Overview

Stormwater is produced during every precipitation event and water that is not detained or retained by vegetation, detention, or infiltration becomes surface runoff. This runoff either flows directly into water bodies such as lakes, rivers and streams or is carried indirectly through roads, streets, catch basins, gutters, ditches, channels and storm drains. Stormwater management and surface runoff control within communities is critical to prevent flooding, infrastructure damage, stream and riverbank erosion, sedimentation of streams, habitat destruction, alteration in stream flow hydrograph, and water body degradation from pollutants. The modification of the Clean Water Act in 2000, which requires that communities comply with the EPA policy to reduce or eliminate pollutants caused by combined sewer overflows (CSOs), has caused an increased need for resilient and affordable solutions in stormwater management.

From site-specific design to community wide management, the FYRA team has the experience and technical expertise to develop innovative stormwater solutions on all levels.

FYRA Capabilities

  • Design and placement of low impact development techniques
  • Detention basin design to reduce hydraulic impacts and pollutants
  • Stormwater Pollution Prevention (SWPP) Plans and Best Management Practices (BMPs)
  • Drainage studies and basin analysis
  • Hydrologic computer modeling using HEC-HMS
  • Storm drainage system design and hydraulic analysis including street and gutters, inlets, and storm drains
  • Culvert design
  • Channel design

Featured Project

Saddle Hills Drainage Study

Omaha, Nebraska

The Saddle Hills neighborhood is divided into northern and southern watersheds with the runoff collected by the City of Omaha storm sewers and ultimately conveyed into the Little Papillion Creek. Prior to discharging into the creek, the city storm sewer lines in the southern watershed discharge onto private property, causing erosion and sedimentation. The City of Omaha contracted FYRA Engineering to perform an analysis of the existing drainage patterns in the southern watershed and provide recommendations for lot-level stormwater better management practices (BMPs) to improve water quality and erosion associated with discharge. A unique aspect of this project will be the use of the northern watershed as a control site to compare pre- and post-sampling data. The close proximity of the two watersheds and data collection will allow the City of Omaha to conduct an accurate assessment of the implemented BMPs and associated impacts.

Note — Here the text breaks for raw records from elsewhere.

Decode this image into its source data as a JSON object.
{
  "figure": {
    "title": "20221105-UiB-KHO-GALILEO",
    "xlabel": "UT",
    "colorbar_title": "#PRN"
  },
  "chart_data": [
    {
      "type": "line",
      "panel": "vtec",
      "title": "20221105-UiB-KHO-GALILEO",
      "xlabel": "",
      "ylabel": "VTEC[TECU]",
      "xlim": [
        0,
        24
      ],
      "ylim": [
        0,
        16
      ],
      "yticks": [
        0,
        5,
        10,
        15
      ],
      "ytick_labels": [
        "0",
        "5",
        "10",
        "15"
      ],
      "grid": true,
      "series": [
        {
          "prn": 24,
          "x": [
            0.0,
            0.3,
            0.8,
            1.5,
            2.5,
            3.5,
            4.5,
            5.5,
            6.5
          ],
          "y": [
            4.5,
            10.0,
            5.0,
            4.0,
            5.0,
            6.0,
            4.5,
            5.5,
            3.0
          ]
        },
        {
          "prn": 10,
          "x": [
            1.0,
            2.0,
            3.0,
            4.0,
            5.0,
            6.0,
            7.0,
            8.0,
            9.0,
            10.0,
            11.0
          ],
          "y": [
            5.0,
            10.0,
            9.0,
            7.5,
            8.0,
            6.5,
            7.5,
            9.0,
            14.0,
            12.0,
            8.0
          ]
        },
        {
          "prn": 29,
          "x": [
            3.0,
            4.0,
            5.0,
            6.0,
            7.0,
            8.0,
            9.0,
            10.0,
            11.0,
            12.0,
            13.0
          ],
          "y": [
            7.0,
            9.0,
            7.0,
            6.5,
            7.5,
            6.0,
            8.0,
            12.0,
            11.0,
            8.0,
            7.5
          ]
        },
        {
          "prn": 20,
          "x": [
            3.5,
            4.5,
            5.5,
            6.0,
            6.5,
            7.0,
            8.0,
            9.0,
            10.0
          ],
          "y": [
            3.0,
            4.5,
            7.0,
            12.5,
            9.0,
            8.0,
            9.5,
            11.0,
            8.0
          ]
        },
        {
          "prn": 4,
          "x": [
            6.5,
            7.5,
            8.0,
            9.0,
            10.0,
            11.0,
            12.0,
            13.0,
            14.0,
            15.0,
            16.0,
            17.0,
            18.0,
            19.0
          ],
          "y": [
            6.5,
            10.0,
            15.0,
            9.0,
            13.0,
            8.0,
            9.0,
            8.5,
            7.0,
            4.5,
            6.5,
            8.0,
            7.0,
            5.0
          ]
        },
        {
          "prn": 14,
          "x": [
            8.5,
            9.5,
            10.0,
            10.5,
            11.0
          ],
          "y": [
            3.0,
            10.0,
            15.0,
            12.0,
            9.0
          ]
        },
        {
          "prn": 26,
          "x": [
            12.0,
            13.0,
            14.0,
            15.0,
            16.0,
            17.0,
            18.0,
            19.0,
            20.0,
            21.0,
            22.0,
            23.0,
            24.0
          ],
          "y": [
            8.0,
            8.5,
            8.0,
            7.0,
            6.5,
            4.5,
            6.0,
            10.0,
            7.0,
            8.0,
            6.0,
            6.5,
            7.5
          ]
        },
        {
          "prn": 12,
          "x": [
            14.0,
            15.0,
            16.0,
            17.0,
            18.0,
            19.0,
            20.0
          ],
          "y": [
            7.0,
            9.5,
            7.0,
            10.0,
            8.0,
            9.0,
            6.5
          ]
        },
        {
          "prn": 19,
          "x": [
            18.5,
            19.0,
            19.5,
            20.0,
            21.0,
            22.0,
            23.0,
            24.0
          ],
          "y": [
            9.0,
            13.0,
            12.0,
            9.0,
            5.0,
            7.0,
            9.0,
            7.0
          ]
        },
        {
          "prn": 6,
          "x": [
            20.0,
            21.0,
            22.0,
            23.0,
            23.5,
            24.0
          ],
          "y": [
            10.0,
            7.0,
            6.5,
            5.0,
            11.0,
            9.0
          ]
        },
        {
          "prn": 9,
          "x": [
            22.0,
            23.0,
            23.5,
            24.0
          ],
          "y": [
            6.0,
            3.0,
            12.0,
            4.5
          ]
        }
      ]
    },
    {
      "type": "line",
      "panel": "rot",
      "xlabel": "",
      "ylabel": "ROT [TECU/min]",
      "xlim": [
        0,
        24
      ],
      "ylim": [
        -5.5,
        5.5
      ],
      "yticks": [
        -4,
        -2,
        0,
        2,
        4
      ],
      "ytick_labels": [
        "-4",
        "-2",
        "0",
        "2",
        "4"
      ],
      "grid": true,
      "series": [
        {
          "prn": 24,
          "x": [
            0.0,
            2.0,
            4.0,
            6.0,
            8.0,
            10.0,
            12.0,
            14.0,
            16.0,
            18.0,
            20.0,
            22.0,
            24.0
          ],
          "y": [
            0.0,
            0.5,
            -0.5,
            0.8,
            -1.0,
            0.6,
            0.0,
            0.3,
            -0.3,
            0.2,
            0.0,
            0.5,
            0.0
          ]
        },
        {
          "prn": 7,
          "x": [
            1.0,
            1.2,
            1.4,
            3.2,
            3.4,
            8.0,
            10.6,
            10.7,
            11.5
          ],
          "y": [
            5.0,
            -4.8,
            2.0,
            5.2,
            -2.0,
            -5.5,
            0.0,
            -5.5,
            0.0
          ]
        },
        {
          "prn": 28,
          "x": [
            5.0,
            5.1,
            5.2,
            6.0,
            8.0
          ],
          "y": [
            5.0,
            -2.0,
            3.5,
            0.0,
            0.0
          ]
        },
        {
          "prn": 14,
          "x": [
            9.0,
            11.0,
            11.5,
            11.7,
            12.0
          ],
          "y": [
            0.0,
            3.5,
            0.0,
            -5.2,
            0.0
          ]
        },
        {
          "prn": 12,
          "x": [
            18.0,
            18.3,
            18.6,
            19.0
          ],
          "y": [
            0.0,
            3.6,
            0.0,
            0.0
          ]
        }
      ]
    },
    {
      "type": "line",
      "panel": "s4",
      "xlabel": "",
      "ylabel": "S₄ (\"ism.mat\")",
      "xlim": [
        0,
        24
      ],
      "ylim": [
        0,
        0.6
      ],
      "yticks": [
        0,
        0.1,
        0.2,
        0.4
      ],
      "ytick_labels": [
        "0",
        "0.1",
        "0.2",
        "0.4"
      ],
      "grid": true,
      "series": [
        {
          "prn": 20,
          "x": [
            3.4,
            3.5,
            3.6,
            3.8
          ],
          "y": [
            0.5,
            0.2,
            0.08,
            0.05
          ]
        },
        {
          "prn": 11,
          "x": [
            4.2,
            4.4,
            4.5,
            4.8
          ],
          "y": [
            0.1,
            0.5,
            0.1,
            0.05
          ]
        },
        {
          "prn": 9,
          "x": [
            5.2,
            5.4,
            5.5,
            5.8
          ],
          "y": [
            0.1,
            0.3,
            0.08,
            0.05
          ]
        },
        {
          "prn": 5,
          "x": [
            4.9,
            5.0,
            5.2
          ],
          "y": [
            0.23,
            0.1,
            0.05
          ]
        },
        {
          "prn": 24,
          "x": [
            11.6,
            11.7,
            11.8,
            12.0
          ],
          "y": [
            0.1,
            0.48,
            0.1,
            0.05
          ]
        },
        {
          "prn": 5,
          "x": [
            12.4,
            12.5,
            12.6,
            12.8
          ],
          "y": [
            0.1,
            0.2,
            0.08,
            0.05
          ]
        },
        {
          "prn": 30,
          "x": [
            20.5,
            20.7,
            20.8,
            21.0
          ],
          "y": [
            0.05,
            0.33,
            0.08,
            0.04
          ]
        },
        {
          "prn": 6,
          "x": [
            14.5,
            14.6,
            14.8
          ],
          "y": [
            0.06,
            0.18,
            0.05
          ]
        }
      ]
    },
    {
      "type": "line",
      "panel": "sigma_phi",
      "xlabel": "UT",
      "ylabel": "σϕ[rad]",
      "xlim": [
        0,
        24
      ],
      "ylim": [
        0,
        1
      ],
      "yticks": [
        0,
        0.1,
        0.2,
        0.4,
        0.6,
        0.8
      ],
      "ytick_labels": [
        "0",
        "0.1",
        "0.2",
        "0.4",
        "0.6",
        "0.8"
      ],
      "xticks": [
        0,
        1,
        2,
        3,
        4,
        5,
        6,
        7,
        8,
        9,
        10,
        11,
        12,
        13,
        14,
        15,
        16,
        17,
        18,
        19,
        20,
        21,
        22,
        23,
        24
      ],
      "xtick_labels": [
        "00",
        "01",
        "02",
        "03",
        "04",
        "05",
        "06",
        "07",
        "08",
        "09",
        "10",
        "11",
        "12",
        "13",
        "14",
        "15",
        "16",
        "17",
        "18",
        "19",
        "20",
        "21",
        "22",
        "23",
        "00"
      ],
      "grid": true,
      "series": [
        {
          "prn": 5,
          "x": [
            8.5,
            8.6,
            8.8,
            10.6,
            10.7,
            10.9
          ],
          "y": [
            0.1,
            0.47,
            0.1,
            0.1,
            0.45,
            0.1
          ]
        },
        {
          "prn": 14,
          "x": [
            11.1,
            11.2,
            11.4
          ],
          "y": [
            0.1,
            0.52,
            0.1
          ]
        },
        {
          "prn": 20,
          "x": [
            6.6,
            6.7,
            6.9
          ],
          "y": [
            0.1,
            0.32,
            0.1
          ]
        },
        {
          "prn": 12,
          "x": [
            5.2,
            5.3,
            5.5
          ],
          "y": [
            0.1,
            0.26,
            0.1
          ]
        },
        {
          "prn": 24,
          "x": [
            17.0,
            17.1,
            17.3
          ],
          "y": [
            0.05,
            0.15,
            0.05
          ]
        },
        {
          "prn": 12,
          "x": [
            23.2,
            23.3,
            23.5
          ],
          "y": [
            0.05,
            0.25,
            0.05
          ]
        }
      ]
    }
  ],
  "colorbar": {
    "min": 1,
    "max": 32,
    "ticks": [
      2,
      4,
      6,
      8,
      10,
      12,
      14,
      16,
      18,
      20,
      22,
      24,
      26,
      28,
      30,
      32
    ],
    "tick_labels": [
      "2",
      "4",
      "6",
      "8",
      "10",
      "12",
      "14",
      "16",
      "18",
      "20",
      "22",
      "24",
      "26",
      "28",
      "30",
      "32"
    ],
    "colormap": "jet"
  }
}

FYRA Engineering compiled current LiDAR contours and storm sewer information for the site, and conducted an on-site investigation to assess the drainage patterns of the southern watershed. As a result, 27 of the most suitable locations for lot level BMPs were identified. A series of data sheets and maps (one per site) were developed to represent the information collected, and a technical memorandum was writing to summarize the plan. The maps and memorandum will be utilized by the City of Omaha to select the final sites for implementation and assist in obtaining project funding.